To make this, I’m thinking about using two different network.

One is to classify augmentating the image or not The ohter is to classify the image based on label (Main task)

Network A makes output with False or True (0,1) to decide input image should be augmentated or not. Based on result of Network A, the image is augmentated and fed in to Network B to classify it with comparing to ground truth label.

I’m wondering that is this model will correctly backpropagate and learns correctly to increase the perfomance of image classification.

Because Network A and B is seprated image augmentation functtion which is non-differentiable.

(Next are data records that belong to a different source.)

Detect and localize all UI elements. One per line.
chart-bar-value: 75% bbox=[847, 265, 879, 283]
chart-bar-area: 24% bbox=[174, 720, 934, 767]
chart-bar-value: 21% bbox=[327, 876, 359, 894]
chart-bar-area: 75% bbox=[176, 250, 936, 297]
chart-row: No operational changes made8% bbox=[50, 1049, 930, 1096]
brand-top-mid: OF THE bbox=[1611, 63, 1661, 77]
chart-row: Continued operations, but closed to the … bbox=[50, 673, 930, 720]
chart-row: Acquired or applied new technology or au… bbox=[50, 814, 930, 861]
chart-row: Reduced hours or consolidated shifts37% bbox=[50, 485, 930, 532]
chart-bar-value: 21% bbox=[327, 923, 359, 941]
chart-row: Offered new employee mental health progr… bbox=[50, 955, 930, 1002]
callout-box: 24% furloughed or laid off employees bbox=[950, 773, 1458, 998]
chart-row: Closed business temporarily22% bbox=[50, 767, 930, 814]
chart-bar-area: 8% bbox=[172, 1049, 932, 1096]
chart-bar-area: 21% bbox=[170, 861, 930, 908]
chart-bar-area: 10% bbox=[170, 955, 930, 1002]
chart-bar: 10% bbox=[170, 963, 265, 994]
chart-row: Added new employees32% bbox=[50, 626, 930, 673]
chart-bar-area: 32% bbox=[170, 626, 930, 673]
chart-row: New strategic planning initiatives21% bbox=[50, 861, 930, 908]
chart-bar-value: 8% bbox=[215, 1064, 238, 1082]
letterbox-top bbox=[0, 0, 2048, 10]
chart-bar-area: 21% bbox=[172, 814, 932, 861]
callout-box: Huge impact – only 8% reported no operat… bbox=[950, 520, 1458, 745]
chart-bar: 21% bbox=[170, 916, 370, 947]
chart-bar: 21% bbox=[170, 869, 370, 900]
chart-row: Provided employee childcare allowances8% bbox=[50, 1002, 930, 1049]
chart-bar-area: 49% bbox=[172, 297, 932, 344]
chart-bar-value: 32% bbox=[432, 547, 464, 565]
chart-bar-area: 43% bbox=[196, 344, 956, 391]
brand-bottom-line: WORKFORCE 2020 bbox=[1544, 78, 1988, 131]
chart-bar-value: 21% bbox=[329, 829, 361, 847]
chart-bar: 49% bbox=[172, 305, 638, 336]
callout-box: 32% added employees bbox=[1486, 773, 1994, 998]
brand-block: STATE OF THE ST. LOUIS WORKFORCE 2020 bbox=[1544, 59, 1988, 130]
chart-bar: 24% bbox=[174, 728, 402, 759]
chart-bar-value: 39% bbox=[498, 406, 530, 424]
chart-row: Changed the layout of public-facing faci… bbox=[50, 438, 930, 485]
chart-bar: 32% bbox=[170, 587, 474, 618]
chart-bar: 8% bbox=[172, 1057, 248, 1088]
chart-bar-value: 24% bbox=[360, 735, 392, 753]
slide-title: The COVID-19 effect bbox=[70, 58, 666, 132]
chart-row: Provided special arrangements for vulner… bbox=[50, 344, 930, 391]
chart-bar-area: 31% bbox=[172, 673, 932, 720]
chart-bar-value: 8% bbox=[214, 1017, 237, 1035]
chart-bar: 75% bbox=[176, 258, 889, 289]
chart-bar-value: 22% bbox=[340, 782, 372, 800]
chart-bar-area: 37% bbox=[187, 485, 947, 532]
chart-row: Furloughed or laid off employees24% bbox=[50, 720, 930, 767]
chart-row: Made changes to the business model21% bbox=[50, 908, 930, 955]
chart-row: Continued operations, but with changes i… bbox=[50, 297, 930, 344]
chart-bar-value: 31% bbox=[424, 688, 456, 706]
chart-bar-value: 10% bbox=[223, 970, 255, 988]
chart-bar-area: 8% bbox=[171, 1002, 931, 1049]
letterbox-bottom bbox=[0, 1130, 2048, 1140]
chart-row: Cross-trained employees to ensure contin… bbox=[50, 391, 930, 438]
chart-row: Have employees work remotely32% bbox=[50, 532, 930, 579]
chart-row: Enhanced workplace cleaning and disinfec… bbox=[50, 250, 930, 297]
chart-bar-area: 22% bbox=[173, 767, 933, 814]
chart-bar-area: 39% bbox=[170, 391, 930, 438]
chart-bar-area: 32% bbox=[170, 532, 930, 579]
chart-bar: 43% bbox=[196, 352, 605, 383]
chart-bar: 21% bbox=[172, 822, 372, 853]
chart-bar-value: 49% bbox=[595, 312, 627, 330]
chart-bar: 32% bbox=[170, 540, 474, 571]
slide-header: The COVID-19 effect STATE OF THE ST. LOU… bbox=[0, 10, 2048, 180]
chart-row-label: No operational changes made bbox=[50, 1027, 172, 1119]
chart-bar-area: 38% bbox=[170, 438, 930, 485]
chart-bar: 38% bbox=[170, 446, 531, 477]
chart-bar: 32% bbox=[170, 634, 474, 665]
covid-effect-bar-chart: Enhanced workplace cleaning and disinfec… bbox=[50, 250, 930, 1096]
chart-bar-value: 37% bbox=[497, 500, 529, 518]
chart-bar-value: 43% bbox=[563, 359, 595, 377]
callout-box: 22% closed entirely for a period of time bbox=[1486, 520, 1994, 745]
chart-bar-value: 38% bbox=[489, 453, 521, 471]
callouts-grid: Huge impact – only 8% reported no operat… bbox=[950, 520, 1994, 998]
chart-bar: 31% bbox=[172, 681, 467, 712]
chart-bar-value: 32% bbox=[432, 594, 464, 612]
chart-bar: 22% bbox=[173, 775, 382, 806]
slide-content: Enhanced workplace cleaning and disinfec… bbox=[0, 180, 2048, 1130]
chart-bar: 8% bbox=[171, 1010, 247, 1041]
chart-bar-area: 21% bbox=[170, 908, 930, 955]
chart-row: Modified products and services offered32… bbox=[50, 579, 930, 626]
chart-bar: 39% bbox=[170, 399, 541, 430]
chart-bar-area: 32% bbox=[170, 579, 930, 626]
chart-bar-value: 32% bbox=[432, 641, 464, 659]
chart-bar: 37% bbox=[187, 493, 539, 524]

Sorry for my poor explanation, but I want to know is this method will theoretically work.

Hi Chan!

You are correct that because the information that Network A passes to
Network B is a discrete variable (zero or one), that connection will not
be usefully differentiable, and you will not be able to use backpropagation
and gradient descent to train Network A.

Here are two possible approaches:

Plan A: Have Network A pass a continuous value (say, any value between
zero and one, or perhaps from -inf to inf) to Network B, and have Network
B not augment the image if the value is zero, fully augment the image if the
value is one, and “partially” augment the image if the value is in between. Of
course such a scheme only makes sense if your use case has a sensible
notion of “partial augmentation.”

Plan B: Have Network B always classify both the unaugmented image and
the augmented image, compute the loss function for both images separately,
and combine the two loss-function values together using the continuous
value passed to Network B by Network A (say, by taking a weighted average
of the two loss values). Then backpropagate that combined loss value through
Network A (and use the resulting gradients to train Network A).

Of course, whether or not such schemes will work in practice will depend on
the details of your actual problem, but they illustrate plausible ways to make the
connection between Networks A and B continuous and usefully differentiable.

Best.

K. Frank